There are designers who follow tradition, others who interpret it, and then there are those who decide to take it apart with surgical gesture to make it say something new.
In the last Fashion Week, AKITSU Chemi Akutami did exactly that: it took the absolute icon of Japanese clothing and took it elsewhere, to a territory where aesthetics is no longer bound by rules, but becomes concept, provocation, language.
After the hype of his 2019 “Two-Piece Kimono”-a design that had broken traditional codes with visionary naturalness-Akutami was overdue. And this collection not only confirmed his growth, but highlighted, more than any other, his extraordinary skill in transforming a cultural heritage into a radically contemporary creative gesture.

The reversal of iconography: goodbye sleeves, hello jumpsuits The theme was clear and bold: “Jumpsuits.” Not just a theme, but a manifesto.
For years Akutami had entrusted the sleeves with the task of evoking the kimono; this time he decides to erase them, ridding himself of his own grammar.It is here that his greatest skill emerges: the ability to innovate while respecting the essence, without nostalgia but without negation.

The obi as contemporary architecture
The obi becomes the key element of the collection. Akutami reconstructs it by combining antique obi, synthetic leather, PP belts and industrial buckles. A material contrast that is not mere visual effect, but a sign of his hand: the artist who knows how to transform distant materials into a coherent, sophisticated, immediately recognizable language. It is precisely this ability to balance ancient and modern that critics have recognized as one of the collection’s high points.

Deconstructing to reconstruct: matter as narrative
Each jumpsuit is born from the deconstruction of ancient kimonos. The recomposition of the panels, the manual cutting, the final reconstruction: everything speaks of a process that is not only technical, but emotional, cultural, identity. And in this, too, the artist’s skill emerges clearly: he manages to preserve the memory of the kimono by transforming it into an object of absolute modernity, without ever betraying its original essence.

14 looks and a backstage account of the dedication
The collection includes 14 looks: jumpsuits, sleeveless garments, biker hints.
And then the backstory: ideas arrived late, time was running out, Akutami running to the factory and cutting the fabrics himself.
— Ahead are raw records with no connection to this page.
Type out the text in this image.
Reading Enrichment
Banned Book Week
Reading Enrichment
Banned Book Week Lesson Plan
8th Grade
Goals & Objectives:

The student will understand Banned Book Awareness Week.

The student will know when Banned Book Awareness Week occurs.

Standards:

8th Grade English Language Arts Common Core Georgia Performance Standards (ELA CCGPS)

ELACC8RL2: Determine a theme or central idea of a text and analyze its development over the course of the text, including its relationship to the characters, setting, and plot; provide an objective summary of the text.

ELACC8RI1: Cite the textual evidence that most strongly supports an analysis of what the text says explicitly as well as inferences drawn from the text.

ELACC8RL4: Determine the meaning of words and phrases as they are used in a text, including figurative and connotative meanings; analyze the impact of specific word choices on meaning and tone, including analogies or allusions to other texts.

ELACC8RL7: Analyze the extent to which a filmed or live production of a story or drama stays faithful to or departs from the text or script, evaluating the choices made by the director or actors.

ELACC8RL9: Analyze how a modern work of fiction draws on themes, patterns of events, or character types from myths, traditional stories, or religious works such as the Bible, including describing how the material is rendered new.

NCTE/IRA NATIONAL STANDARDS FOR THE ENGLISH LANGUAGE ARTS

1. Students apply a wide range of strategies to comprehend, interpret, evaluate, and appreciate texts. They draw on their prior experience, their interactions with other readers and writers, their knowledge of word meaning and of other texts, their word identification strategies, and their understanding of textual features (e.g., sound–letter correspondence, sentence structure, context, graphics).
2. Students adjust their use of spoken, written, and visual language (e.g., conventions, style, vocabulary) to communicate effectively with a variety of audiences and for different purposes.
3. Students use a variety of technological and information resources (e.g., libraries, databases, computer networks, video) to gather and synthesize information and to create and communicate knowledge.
A gesture that has nothing extemporaneous about it:
is confirmation of his practical mastery, his total control of the creative process from vision to realization.
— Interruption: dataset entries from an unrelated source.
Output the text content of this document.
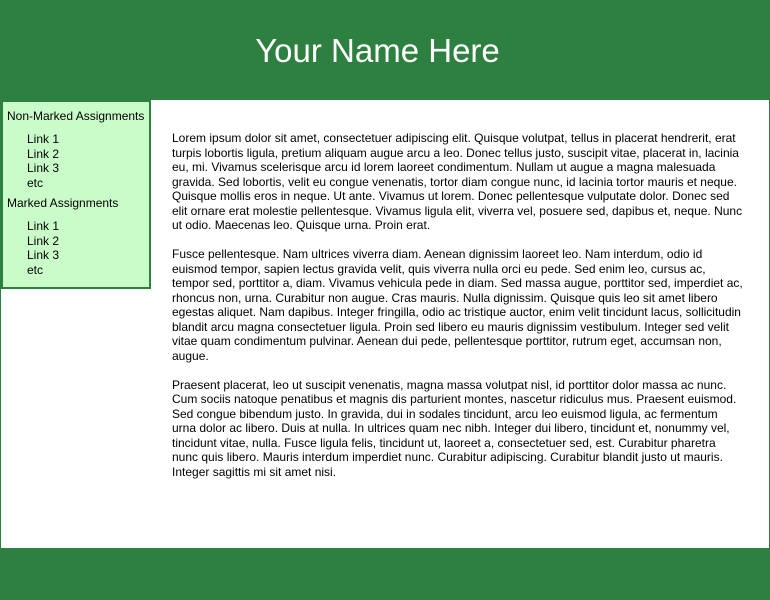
Your Name Here
Non-Marked Assignments
Link 1
Link 2
Link 3
etc
Marked Assignments
Link 1
Link 2
Link 3
etc

Lorem ipsum dolor sit amet, consectetuer adipiscing elit. Quisque volutpat, tellus in placerat hendrerit, erat turpis lobortis ligula, pretium aliquam augue arcu a leo. Donec tellus justo, suscipit vitae, placerat in, lacinia eu, mi. Vivamus scelerisque arcu id lorem laoreet condimentum. Nullam ut augue a magna malesuada gravida. Sed lobortis, velit eu congue venenatis, tortor diam congue nunc, id lacinia tortor mauris et neque. Quisque mollis eros in neque. Ut ante. Vivamus ut lorem. Donec pellentesque vulputate dolor. Donec sed elit ornare erat molestie pellentesque. Vivamus ligula elit, viverra vel, posuere sed, dapibus et, neque. Nunc ut odio. Maecenas leo. Quisque urna. Proin erat.

Fusce pellentesque. Nam ultrices viverra diam. Aenean dignissim laoreet leo. Nam interdum, odio id euismod tempor, sapien lectus gravida velit, quis viverra nulla orci eu pede. Sed enim leo, cursus ac, tempor sed, porttitor a, diam. Vivamus vehicula pede in diam. Sed massa augue, porttitor sed, imperdiet ac, rhoncus non, urna. Curabitur non augue. Cras mauris. Nulla dignissim. Quisque quis leo sit amet libero egestas aliquet. Nam dapibus. Integer fringilla, odio ac tristique auctor, enim velit tincidunt lacus, sollicitudin blandit arcu magna consectetuer ligula. Proin sed libero eu mauris dignissim vestibulum. Integer sed velit vitae quam condimentum pulvinar. Aenean dui pede, pellentesque porttitor, rutrum eget, accumsan non, augue.

Praesent placerat, leo ut suscipit venenatis, magna massa volutpat nisl, id porttitor dolor massa ac nunc. Cum sociis natoque penatibus et magnis dis parturient montes, nascetur ridiculus mus. Praesent euismod. Sed congue bibendum justo. In gravida, dui in sodales tincidunt, arcu leo euismod ligula, ac fermentum urna dolor ac libero. Duis at nulla. In ultrices quam nec nibh. Integer dui libero, tincidunt et, nonummy vel, tincidunt vitae, nulla. Fusce ligula felis, tincidunt ut, laoreet a, consectetuer sed, est. Curabitur pharetra nunc quis libero. Mauris interdum imperdiet nunc. Curabitur adipiscing. Curabitur blandit justo ut mauris. Integer sagittis mi sit amet nisi.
A powerful comeback, shining a spotlight on the artist’s talent
This collection was not simply appreciated: it was perceived as a signal. A designer returning with lucidity, maturity, and courage, and above all demonstrating a rare mastery in combining technique, memory, and experimentation.
In a landscape often crowded with effects and statements, Akutami has chosen the harder path: let his talent do the talking.
And the audience, this time, clearly listened to him.